Consider two elements with index ${ i,j }$ and ${ i < j }$ have same value. No matter when Merge Sort merges subarray with ${ A[i] }$ and subarray with ${ A[j] }$, subarray with ${ A[i] }$ will become the left array and subarray with ${ A[j] }$ will become the right array. In Merge arrays in each time, but for the situation that two elements have same value, Merge Sort will choose the left one. Therefore, Merge Sort is also stable!

3. HeapSort

It’s not a stable sort. We can give an example ${ A = \left< 2, 1a, 1b\right> }$. Here we use ${ a,b }$ to denote the order of these two elements with value as ${ 1 }$. First time, heapsort will pick up ${ 2 }$ to the end. At that time, ${ [1a, 1b] }$ still maintain the heap property, so heapsort will exchange the first element ${ 1a }$ to ${ 1b }$. In the end, we get ${ 1b, 1a, 2 }$.

4. QuickSort

It’s not a stable sort. We can give an example ${ A = \left<1a, 1b, 2\right> }$. First, we choose ${ 1a }$ as pivot, so we will partition the array, so we get ${ 1b, 1a, 2 }$. In the end, we will find the output array is not the same order with origin one.

Radix sort

Radix sort is the algorithm used by the card-sorting machines. For decimal digits, each column uses only 10 places. A ${ d }$-digit number would then occupy a field of d columns. Since the card sorter can look at only one column at a time, the problem of sorting n cards on a d-digit number requires a sorting algorithm.

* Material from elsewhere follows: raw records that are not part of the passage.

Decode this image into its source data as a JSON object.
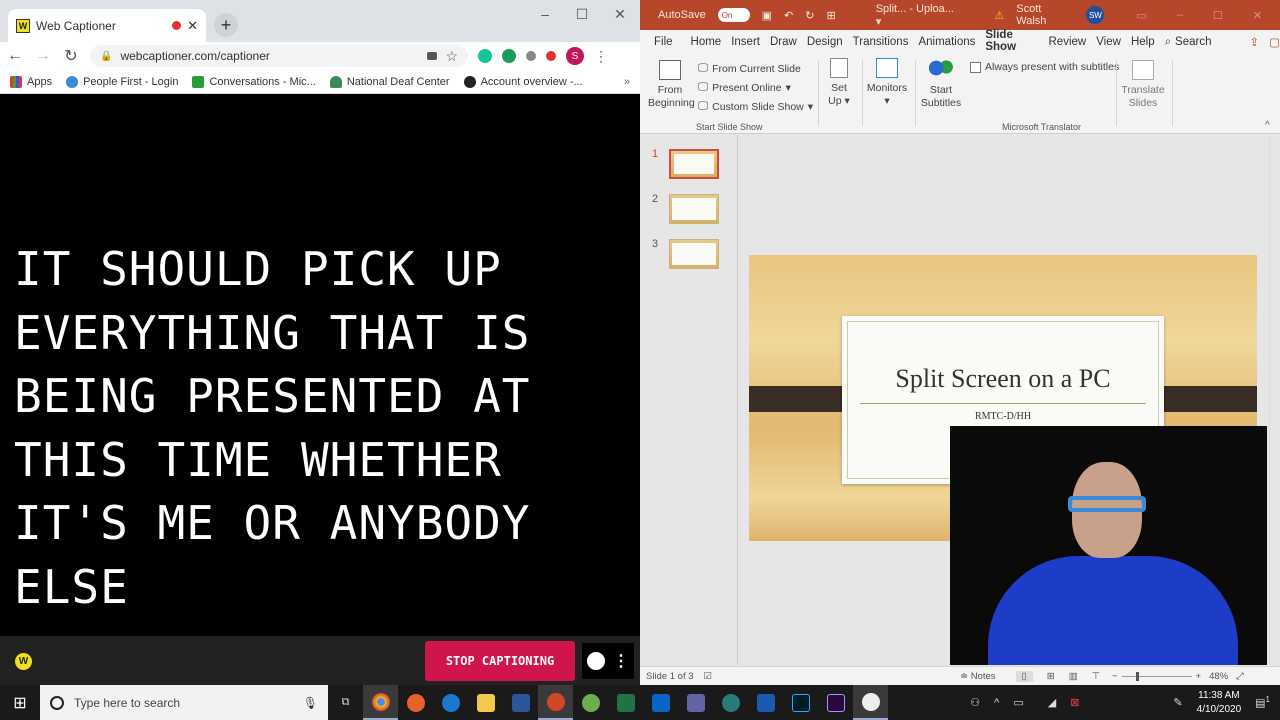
{
  "chrome": {
    "tab_title": "Web Captioner",
    "url": "webcaptioner.com/captioner",
    "profile_initial": "S",
    "bookmarks": [
      "Apps",
      "People First - Login",
      "Conversations - Mic...",
      "National Deaf Center",
      "Account overview -..."
    ],
    "overflow": "»"
  },
  "captioner": {
    "caption_text": "IT SHOULD PICK UP\nEVERYTHING THAT IS\nBEING PRESENTED AT\nTHIS TIME WHETHER\nIT'S ME OR ANYBODY\nELSE",
    "logo_letter": "W",
    "stop_button": "STOP CAPTIONING",
    "accent": "#d0144c"
  },
  "powerpoint": {
    "autosave_label": "AutoSave",
    "autosave_state": "On",
    "doc_title": "Split... - Uploa... ▾",
    "user_name": "Scott Walsh",
    "user_initials": "SW",
    "ribbon_tabs": [
      "File",
      "Home",
      "Insert",
      "Draw",
      "Design",
      "Transitions",
      "Animations",
      "Slide Show",
      "Review",
      "View",
      "Help",
      "Search"
    ],
    "active_tab": "Slide Show",
    "ribbon": {
      "from_beginning": "From Beginning",
      "from_current": "From Current Slide",
      "present_online": "Present Online",
      "custom_show": "Custom Slide Show",
      "group_start": "Start Slide Show",
      "set_up": "Set Up",
      "monitors": "Monitors",
      "start_subtitles": "Start Subtitles",
      "always_subtitles": "Always present with subtitles",
      "translate_slides": "Translate Slides",
      "group_translator": "Microsoft Translator"
    },
    "thumbnails": [
      "1",
      "2",
      "3"
    ],
    "slide": {
      "title": "Split Screen on a PC",
      "subtitle": "RMTC-D/HH"
    },
    "status": {
      "slide_counter": "Slide 1 of 3",
      "notes": "Notes",
      "zoom": "48%"
    },
    "brand_color": "#b7472a"
  },
  "taskbar": {
    "search_placeholder": "Type here to search",
    "time": "11:38 AM",
    "date": "4/10/2020",
    "notification_count": "1"
  }
}
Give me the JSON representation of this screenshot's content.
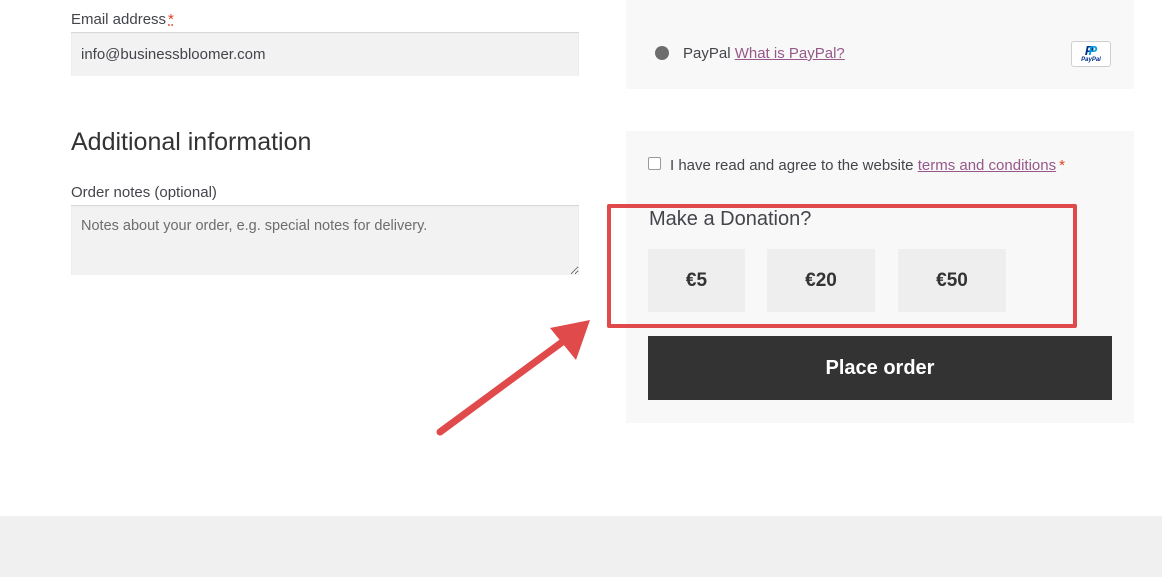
{
  "billing": {
    "email_label": "Email address",
    "email_required_mark": "*",
    "email_value": "info@businessbloomer.com"
  },
  "additional": {
    "title": "Additional information",
    "notes_label": "Order notes (optional)",
    "notes_placeholder": "Notes about your order, e.g. special notes for delivery."
  },
  "payment": {
    "method_label": "PayPal",
    "what_is_link": "What is PayPal?",
    "badge_word": "PayPal"
  },
  "terms": {
    "text": "I have read and agree to the website",
    "link": "terms and conditions",
    "required_mark": "*",
    "checked": false
  },
  "donation": {
    "title": "Make a Donation?",
    "options": [
      "€5",
      "€20",
      "€50"
    ]
  },
  "place_order_label": "Place order",
  "colors": {
    "link": "#96588a",
    "required": "#e2401c",
    "button_dark": "#333333",
    "highlight": "#e04a4a"
  }
}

Intuitively, you might sort numbers on their most significant digit, put the cards with same value into a bin. Then we sort each of the resulting bins recursively. Unfortunately, since the cards in 9 of the 10 bins must be put aside to sort each of the bins, this procedure generates many intermediate piles of cards that you would have to keep track of. With the number of digit growing up, we need more and more bins. That’s a horrible thing.

Counterintuitively, we need sorted from the least significant digit first! But here we must use a kind of Stable Sorting Algorithms.

Correctness

We induct on the digit position ${ t }$. Assume that the ${ t-1 }$ digits beyond ${ t }$ have sorted. Now, we sort the ${ t }$ digit. There are two cases

  1. If two elements have same ${ t^{\text{th}} }$ digit. By the Stability we know they keep in the same order. So, they are in sorted order by induction hypothesis.

  2. If the two elements have differential ${ t^{\text{th}} }$ digit. Due to the correctness of Sorting Algorithms, we will sort them in right order.

Hence, we prove the correctness.

Runing time

For each round, we use Counting Sort, which takes ${ O(n+k) }$ in each digit. Suppose we have ${ n }$ integers with ${ b }$ bits long (range from ${ 0 }$ to ${ 2^b -1 }$). But, here we don’t have to use split these numbers as digits. We try to find out the best way. So, we split these binary integer into ${ b/r }$ “digits” each ${ r }$ bits long(${ k = 2^r }$). So, the number of rounds is ${ b/r }$. Hence, we can get the runing time ${ T(n) }$

$$ \begin{equation} \begin{aligned} T(n) &= O\left(\frac{b}{r}\cdot (n+k)\right) \\ &=O\left(\frac{b}{r}\cdot (n+2^r)\right) \end{aligned} \end{equation} $$

Choose ${ r }$ to minimize ${ T(n) }$, we can denote ${ f(r) = \frac{b}{r}\cdot (n+2^r) }$. In this function, ${ \frac{b}{r}\cdot n }$ wants ${ r }$ big and ${ \frac{b}{r}\cdot 2^r }$ wants ${ r }$ small, in which ${ 2^r }$ dominates this formula. So, we don’t want ${ 2^r \gg n }$, that implies we can choose ${ r }$ subject to ${ n = 2^r \Rightarrow r = \lg n}$. Therefore, ${ T(n) = O(bn/ \lg n) }$.